One of the most coveted of these ghost distilleries is Port Ellen, located on the wave-battered edge of Islay’s Kilnaughton Bay. The island of Islay is mysterious enough; it’s often shrouded in fog, buffeted by wind and rain, and home to numerous legends. But there is nothing mysterious about Port Ellen, which was mothballed in 1983. Now owned by spirits-industry giant Diageo, Port Ellen’s annual “Special Releases” of single malts are eagerly snatched up by whisky aficionados. As an example, in 2017, a limited-edition of 1934 Port Ellen was priced at $3,500 per bottle.
Not nearly as costly, but in its own way just as rare, Johnnie Walker Blue Label ($225) is an ultra-premium re-creation of the original 19th-century Johnnie Walker Blend. Skillfully developed by Dr. Jim Beveridge, Johnnie Walker’s master blender, Johnnie Walker Blue is composed of single malts that are each aged a minimum of 20 years. With his latest offering, Beveridge heightened the “ghostly” apparition of Blue Label by bringing in whiskies from Port Ellen and two other long-dormant distilleries.

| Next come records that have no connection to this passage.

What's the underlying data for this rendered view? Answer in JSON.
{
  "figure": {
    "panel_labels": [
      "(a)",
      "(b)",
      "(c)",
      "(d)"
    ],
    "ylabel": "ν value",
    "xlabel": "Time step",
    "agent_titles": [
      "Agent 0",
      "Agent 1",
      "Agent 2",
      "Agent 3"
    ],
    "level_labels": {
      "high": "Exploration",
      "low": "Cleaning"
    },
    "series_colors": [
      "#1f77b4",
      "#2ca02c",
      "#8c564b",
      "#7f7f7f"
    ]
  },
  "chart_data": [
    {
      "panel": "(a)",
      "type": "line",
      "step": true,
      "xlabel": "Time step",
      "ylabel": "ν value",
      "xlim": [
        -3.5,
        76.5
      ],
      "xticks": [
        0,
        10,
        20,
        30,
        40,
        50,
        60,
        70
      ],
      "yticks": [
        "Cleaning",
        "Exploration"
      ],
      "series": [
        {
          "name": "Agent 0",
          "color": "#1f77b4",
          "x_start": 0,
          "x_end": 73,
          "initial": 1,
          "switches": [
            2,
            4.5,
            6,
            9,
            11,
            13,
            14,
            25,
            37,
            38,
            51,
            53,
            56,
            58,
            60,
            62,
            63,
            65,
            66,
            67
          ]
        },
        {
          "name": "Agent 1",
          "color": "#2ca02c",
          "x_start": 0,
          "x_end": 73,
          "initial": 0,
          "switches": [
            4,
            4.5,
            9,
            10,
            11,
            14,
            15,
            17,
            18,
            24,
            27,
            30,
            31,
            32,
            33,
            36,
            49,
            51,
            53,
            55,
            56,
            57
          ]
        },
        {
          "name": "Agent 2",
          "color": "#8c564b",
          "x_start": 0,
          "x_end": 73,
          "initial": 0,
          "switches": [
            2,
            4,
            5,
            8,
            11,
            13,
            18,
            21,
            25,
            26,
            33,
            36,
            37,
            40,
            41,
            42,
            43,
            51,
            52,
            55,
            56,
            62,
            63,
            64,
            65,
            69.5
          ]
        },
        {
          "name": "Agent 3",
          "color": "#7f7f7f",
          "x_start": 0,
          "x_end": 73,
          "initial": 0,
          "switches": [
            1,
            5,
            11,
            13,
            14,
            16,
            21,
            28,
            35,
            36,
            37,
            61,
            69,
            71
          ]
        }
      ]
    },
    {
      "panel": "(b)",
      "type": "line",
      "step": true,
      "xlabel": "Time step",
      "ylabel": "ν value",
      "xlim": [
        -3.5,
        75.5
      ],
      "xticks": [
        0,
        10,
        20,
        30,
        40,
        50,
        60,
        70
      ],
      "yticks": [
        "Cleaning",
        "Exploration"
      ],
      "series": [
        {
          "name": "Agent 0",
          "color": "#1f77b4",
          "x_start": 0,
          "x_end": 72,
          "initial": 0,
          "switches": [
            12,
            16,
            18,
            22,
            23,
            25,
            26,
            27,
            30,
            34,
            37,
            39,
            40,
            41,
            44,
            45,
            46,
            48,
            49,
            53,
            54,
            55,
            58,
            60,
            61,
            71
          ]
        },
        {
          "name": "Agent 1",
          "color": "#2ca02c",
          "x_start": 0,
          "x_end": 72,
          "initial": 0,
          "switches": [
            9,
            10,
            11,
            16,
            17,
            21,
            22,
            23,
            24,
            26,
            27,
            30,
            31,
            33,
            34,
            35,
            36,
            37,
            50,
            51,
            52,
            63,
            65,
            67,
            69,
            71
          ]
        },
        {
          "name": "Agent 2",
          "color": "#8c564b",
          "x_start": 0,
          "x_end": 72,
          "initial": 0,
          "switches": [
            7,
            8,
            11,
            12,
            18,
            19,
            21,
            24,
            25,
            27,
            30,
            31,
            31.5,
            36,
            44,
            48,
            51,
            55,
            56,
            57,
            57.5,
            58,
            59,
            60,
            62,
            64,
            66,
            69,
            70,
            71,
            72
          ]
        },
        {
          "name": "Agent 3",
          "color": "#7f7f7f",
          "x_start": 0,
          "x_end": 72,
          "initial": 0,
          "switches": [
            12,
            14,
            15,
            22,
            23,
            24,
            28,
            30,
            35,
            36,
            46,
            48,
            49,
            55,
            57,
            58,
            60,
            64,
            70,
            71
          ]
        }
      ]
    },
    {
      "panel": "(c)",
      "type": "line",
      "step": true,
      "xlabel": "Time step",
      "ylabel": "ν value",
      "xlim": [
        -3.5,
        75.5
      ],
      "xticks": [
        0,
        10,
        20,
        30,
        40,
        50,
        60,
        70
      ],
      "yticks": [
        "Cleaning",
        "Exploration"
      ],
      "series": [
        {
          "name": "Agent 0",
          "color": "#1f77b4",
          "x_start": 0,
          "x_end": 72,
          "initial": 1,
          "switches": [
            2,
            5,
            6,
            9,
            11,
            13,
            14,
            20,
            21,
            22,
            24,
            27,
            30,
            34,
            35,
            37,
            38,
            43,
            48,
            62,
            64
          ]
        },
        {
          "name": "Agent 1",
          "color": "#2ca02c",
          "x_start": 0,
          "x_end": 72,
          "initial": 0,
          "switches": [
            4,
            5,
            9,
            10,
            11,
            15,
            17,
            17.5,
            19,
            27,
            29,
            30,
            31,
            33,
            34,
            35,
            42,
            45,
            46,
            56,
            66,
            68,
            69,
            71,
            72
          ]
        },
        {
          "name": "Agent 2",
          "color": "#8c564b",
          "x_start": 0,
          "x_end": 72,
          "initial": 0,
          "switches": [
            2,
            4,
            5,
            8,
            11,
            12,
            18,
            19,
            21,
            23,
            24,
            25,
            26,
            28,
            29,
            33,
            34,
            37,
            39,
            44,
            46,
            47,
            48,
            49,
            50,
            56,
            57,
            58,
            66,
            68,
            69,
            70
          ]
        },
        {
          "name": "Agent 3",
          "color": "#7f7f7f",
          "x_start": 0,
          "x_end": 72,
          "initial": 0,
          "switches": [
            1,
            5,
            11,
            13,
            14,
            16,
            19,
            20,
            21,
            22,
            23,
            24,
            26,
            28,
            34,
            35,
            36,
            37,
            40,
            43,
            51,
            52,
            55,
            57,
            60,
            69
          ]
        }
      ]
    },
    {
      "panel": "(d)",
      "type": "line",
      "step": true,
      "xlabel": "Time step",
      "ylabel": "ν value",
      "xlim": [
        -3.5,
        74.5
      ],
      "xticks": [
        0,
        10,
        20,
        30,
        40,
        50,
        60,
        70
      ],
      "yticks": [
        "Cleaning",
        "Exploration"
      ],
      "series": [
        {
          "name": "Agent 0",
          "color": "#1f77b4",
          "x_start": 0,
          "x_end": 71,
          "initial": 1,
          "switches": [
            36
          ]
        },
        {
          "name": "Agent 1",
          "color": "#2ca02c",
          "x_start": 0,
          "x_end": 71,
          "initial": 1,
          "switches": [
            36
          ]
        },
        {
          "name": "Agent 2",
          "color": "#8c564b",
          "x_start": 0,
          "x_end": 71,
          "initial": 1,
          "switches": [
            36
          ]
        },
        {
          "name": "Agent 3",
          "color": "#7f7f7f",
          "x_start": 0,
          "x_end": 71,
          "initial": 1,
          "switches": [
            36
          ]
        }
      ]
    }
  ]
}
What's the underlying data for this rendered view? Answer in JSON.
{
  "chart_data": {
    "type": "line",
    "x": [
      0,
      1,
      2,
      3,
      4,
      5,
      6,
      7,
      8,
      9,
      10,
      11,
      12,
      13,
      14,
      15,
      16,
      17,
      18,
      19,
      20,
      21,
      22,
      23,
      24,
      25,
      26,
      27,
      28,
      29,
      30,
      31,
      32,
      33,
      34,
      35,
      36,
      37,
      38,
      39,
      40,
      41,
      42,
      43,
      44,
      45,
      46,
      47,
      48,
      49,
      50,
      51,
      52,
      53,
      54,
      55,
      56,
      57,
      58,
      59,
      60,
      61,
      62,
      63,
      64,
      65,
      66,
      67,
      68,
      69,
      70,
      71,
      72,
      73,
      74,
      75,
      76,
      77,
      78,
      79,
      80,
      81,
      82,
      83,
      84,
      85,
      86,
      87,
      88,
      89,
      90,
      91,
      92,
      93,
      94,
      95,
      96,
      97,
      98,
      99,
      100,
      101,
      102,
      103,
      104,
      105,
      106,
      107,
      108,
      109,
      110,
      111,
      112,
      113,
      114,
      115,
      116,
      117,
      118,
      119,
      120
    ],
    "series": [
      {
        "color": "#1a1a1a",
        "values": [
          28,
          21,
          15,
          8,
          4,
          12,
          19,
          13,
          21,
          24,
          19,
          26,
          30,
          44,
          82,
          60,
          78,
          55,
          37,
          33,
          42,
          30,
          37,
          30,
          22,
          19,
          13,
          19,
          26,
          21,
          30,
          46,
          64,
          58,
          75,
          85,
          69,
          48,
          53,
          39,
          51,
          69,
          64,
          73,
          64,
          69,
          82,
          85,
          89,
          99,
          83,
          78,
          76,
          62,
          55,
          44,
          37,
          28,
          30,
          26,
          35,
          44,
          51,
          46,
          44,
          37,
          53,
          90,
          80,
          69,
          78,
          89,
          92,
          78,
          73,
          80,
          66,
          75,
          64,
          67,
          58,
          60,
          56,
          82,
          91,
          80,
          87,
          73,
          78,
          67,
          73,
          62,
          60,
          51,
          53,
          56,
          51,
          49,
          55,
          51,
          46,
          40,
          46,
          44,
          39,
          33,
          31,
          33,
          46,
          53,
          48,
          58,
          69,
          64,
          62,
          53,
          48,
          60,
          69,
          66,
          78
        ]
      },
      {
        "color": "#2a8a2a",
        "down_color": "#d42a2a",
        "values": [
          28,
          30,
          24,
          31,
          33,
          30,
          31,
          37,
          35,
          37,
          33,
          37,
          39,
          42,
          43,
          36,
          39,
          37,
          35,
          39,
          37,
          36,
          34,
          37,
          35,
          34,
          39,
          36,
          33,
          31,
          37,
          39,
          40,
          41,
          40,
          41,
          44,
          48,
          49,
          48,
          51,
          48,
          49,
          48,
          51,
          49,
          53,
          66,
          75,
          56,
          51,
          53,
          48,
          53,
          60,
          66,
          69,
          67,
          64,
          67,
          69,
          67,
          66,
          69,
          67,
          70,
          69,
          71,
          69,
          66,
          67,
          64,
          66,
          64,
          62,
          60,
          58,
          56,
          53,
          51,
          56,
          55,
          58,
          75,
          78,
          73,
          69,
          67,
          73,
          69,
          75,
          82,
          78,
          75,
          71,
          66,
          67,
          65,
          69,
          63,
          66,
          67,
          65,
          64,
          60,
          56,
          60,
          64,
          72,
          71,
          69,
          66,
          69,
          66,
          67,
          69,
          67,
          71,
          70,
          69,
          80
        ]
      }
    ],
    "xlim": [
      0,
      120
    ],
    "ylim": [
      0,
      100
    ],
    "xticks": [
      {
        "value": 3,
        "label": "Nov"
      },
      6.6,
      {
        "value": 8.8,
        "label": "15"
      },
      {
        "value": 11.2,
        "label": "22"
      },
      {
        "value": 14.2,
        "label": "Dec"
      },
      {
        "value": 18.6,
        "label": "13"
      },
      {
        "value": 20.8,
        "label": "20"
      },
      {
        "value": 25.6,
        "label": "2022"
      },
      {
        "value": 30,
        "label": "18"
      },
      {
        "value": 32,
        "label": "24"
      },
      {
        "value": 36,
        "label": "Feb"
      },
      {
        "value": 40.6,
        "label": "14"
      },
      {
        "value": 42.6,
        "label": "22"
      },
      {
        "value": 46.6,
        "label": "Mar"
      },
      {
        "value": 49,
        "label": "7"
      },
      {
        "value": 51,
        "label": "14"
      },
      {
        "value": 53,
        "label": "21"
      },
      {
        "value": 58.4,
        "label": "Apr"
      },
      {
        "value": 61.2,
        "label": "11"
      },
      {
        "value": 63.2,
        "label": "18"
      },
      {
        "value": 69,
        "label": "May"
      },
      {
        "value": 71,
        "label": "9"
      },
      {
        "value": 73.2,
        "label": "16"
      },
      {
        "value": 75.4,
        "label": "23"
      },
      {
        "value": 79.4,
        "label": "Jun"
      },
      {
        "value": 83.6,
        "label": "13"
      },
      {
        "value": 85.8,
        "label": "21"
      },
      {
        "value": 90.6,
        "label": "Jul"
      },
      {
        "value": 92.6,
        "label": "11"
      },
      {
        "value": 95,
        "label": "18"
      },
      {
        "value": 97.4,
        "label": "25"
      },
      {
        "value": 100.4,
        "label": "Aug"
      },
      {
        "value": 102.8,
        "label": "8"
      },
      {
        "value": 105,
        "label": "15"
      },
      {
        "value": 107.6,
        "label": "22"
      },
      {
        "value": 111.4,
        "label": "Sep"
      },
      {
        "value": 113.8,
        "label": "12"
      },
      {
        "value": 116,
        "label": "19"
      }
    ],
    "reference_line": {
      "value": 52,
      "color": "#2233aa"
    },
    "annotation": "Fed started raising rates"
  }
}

“I’m always fascinated by how whiskies from a small number of iconic, closed distilleries have a unique, inimitable character that lend something very special to Johnnie Walker Blue Label,” Beveridge said, “and we’re continually exploring these flavors to craft new experiences in scotch.”
And thus, Johnnie Walker Blue Label Ghost and Rare Port Ellen ($350) has been conjured up. This is the second edition in a series of special releases created by Beveridge and his team of blenders, using eight handpicked whiskies from Scotland, including three irreplaceable “ghost whiskies” and five equally rare single-malt expressions from the vast Johnnie Walker Blue Label reserves.
At the heart of this second edition lies the softly peated whisky from Port Ellen. Two other ghost whiskies, from Caledonian and Carsebridge distilleries, contribute with layers of creamy vanilla sweetness, while single malts from Mortlach, Dailuaine, Cragganmore, Blair Athol, and Oban distilleries bring in rolling waves of citrus, malt, and tropical fruit—all balanced by the maritime smokiness of Port Ellen. When compared to Johnnie Walker Blue Label, the Ghost and Rare Port Ellen version is slightly sweeter yet more vibrant, with green apples and a hint of heather lingering with an unmistakable Islay smokiness in the finish.
Interestingly, thanks to the surging popularity of Scotch whisky, the Port Ellen distillery is slated to be reopened soon–or, rather, built anew—and distilling whisky by 2020. Still, there is nothing that can compare with the nuances of a single malt that is over three decades old and which can be found in Johnnie Walker Blue Label Ghost and Rare Port Ellen. To be sure, this is a ghostly whisky that should be made to materialize . . . in a snifter.